Abstract

Real-time image and video processing is a challenging problem in smart surveillance applications. It is necessary to trade off between high frame rate and high resolution to meet the limited bandwidth requirement in many specific applications. Thus, image super-resolution become one commonly used techniques in surveillance platform. The existing image super-resolution methods have demonstrated that making full use of image prior can improve the algorithm performance. However, the previous deep-learning-based image super-resolution methods rarely take image prior into account. Therefore, how to make full use of image prior is one of the unsolved problems for deep-network-based single image super-resolution methods.

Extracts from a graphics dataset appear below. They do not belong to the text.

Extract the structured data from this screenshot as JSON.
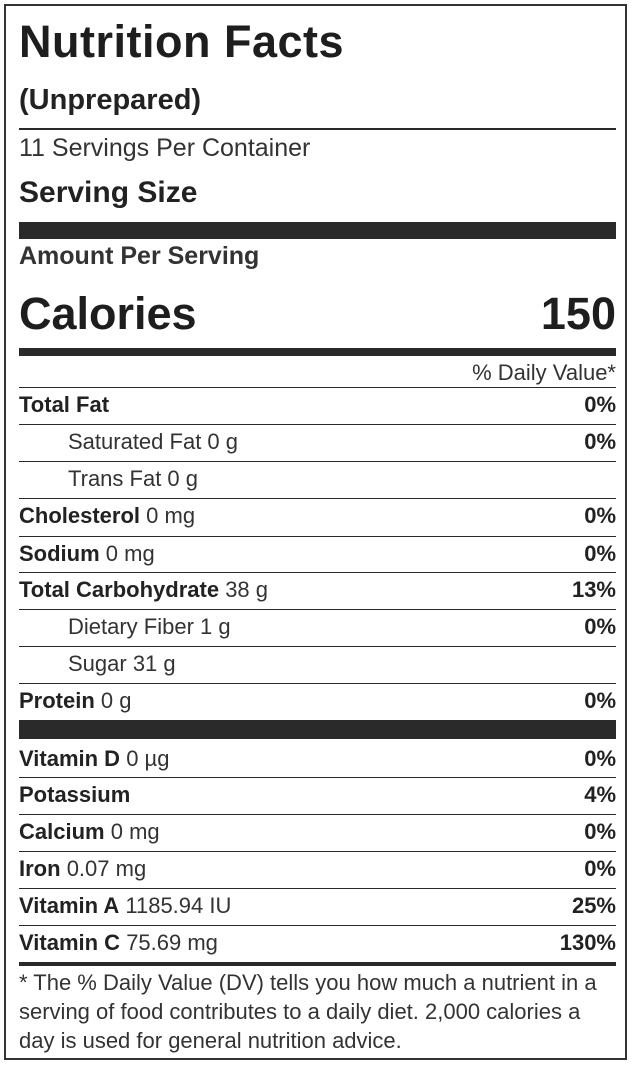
{
  "header": {
    "title": "Nutrition Facts",
    "subtitle": "(Unprepared)",
    "servings_per_container": "11 Servings Per Container",
    "serving_size_label": "Serving Size",
    "amount_per_serving": "Amount Per Serving",
    "calories_label": "Calories",
    "calories_value": "150",
    "daily_value_header": "% Daily Value*"
  },
  "nutrients": [
    {
      "name": "Total Fat",
      "amount": "",
      "pct": "0%"
    },
    {
      "name": "Saturated Fat 0 g",
      "amount": "",
      "pct": "0%"
    },
    {
      "name": "Trans Fat 0 g",
      "amount": "",
      "pct": ""
    },
    {
      "name": "Cholesterol",
      "amount": "0 mg",
      "pct": "0%"
    },
    {
      "name": "Sodium",
      "amount": "0 mg",
      "pct": "0%"
    },
    {
      "name": "Total Carbohydrate",
      "amount": "38 g",
      "pct": "13%"
    },
    {
      "name": "Dietary Fiber 1 g",
      "amount": "",
      "pct": "0%"
    },
    {
      "name": "Sugar 31 g",
      "amount": "",
      "pct": ""
    },
    {
      "name": "Protein",
      "amount": "0 g",
      "pct": "0%"
    }
  ],
  "vitamins": [
    {
      "name": "Vitamin D",
      "amount": "0 µg",
      "pct": "0%"
    },
    {
      "name": "Potassium",
      "amount": "",
      "pct": "4%"
    },
    {
      "name": "Calcium",
      "amount": "0 mg",
      "pct": "0%"
    },
    {
      "name": "Iron",
      "amount": "0.07 mg",
      "pct": "0%"
    },
    {
      "name": "Vitamin A",
      "amount": "1185.94 IU",
      "pct": "25%"
    },
    {
      "name": "Vitamin C",
      "amount": "75.69 mg",
      "pct": "130%"
    }
  ],
  "footnote": "* The % Daily Value (DV) tells you how much a nutrient in a serving of food contributes to a daily diet. 2,000 calories a day is used for general nutrition advice."
}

In this paper, we establish the relationship between the traditional sparse-representation-based single-image super-resolution methods and the deep-learning-based ones and use transfer learning to make our proposed deep network take the image prior into account. Another unresolved problem of the deep-learning-based single-image super-resolution method is how to avoid neurons compromise to different image contents. In this paper, the image patches are anchored to the dictionary atoms to group into various categories. As a result, each neuron will work on the same types of image patches that have similar details, which makes the network more accurate to recover high-frequency details. By solving these two problems, we propose an anchored neighborhood deep network for single-image super-resolution. Experimental results show that our proposed method outperforms many state-of-the-art single-image super-resolution methods.